Deve haver por aí muita gente interessada em destruir a, dizem, nação mais velha da Europa – ou, pelo menos, a que tem as fronteiras estáveis mais duradouras (como se essa fosse uma credencial de grandiloquência pátria). Deve haver muitos traidores à pátria que, volta e meia, recuperam a herética "união ibérica". Desta vez, os amantes da sacrossanta portugalidade dão um desconto e esboçam um esgar de desdém: afinal, a mais recente manifestação de iberismo teve origem num barómetro de opinião publicado pela Universidade de Salamanca.


Um número chocante – repita-se: caso isto não viesse de uma universidade acoitada nessa terra de onde nem bom casamento nem bom vento nos chegam – foi este: quarenta por cento de portugueses não têm problemas em aceitar a união ibérica. Curiosamente, quando os espanhóis foram interrogados apenas trinta por cento alinhou pelo mesmo diapasão. Um repto aos que defendem o mito da portugalidade intangível: ponham de parte o preconceito (acharem que este estudo não é imparcial porque foi feito por uma universidade espanhola) e confessem se não ficaram apavorados com tão elevada percentagem de patrícios que gostariam de viver sob uma nova bandeira – a da união ibérica. Já sei a resposta: a maioria (sessenta por cento) ainda rejeita a hipótese. Firmes, as âncoras da portugalidade. Quem falou que esta era uma notícia alarmista?


Há ali uns números que me causaram perplexidade (ou, como ouvi hoje aquele inefável senhor que se diz representante dos pais dos meninos que andam nas escolas, "senti-me perplexizado"). Julgava que os espanhóis eram imperialistas. Os que cultivam os rituais da divinizada portugalidade vêm fantasmas a acenar, ameaçadores, do outro lado da fronteira. Fazem rezas para afastar o satanás do iberismo. Temem que a ibéria seja apenas um encapotado motivo para tornar a Espanha ainda mais imperial. Anexando o cantinho onde, a ocidente, termina a península ibérica. Ora, se estes fantasmas fizessem sentido, expliquem-me como só trinta por cento dos espanhóis gostariam de se unir a nós? Reparem: setenta por cento dos espanhóis não querem estragar a sua hispânica grandiosidade fundindo-se com os pequenotes dos lusitanos. Ainda sobram alguns fantasmas?

No mesmo dia em que o barómetro foi divulgado, o banqueiro do sistema (o dono do BES) deitou mais gasolina para a fogueira. Defendia uma das suas damas – todos as obras públicas elefantes brancos que o governo do momento quer plantar. Para o banqueiro, as tão polémicas obras públicas (TGV e aeroporto) são imprescindíveis para construirmos a ibéria (não sei se hei-de escrever com i maiúsculo ou minúsculo). Diriam os amantes da portugalidade, eles também tão seguidores de teorias da conspiração: isto foi tudo combinado – a divulgação do estudo da Universidade de Salamanca e as palavras do patriarca da banca indígena.

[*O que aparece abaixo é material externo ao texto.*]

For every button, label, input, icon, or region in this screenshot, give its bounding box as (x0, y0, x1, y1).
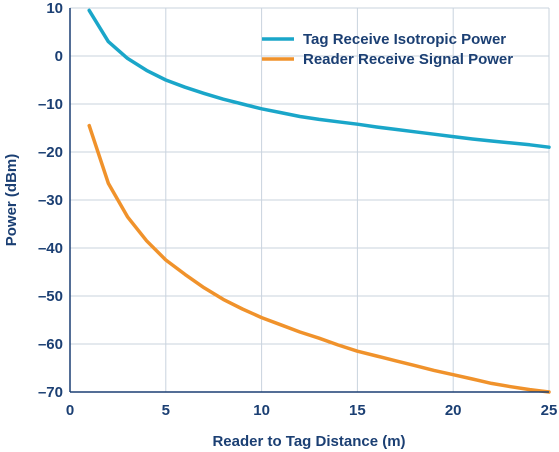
y-tick-label: –60 (38, 336, 63, 353)
y-tick-label: –10 (38, 96, 63, 113)
x-tick-label: 20 (445, 402, 462, 419)
legend: Tag Receive Isotropic Power Reader Recei… (262, 31, 513, 68)
y-axis-title: Power (dBm) (3, 154, 20, 247)
x-tick-label: 15 (349, 402, 366, 419)
x-tick-label: 10 (253, 402, 270, 419)
tick-labels: 0 5 10 15 20 25 10 0 –10 –20 –30 –40 –50 –60 –70 (38, 0, 557, 419)
y-tick-label: 10 (46, 0, 63, 17)
y-tick-label: –30 (38, 192, 63, 209)
x-tick-label: 25 (541, 402, 558, 419)
x-tick-label: 0 (66, 402, 74, 419)
axes (69, 8, 549, 393)
x-axis-title: Reader to Tag Distance (m) (212, 433, 405, 450)
y-tick-label: –50 (38, 288, 63, 305)
y-tick-label: 0 (55, 48, 63, 65)
series-lines (87, 8, 551, 394)
y-tick-label: –70 (38, 384, 63, 401)
legend-label-reader-receive: Reader Receive Signal Power (303, 51, 513, 68)
y-tick-label: –40 (38, 240, 63, 257)
legend-label-tag-receive: Tag Receive Isotropic Power (303, 31, 506, 48)
x-tick-label: 5 (162, 402, 170, 419)
y-tick-label: –20 (38, 144, 63, 161)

Os pesadelos dos tributários da santa portugalidade ainda não tinham terminado. Redobraram as cefaleias nos que dedilharam as páginas do Diário de Notícias de ontem, quando o único laureado com o Nobel da literatura comentou o caso, concluindo desta forma: "(…) o futuro já está escrito, nós é que não temos ainda a ciência necessária para o ler. Os protestos de hoje podem tornar-se em concordâncias amanhã, também o contrário poderá suceder, mas uma coisa é certa e a frase de Galileu tem aqui perfeito cabimento. Sim, a Ibéria. E pur si muove..."


Há algo na alergia dos arvorados da portugalidade que me mete espécie: o que os incomoda é a altissonante ideia de uma união ibérica, não a conquista do pequenote pelo chauvinista grandalhão. Só que, numa união, os dois perderiam a identidade a que os cultores do nacionalismo (dos dois lados) se habituaram. Os dois, e não apenas o mais pequeno. A menos que continuem a dar para o peditório de uma conspiração qualquer e descubram na "ibéria" um pretexto para o grandalhão abocanhar o pequenote.


Hoje da manhã, primeiras informações da bolsa de valores de Lisboa (essa coisa esotérica): as acções do BES eram as que valorizavam mais, acima dos três por cento. Cheira a causalidade?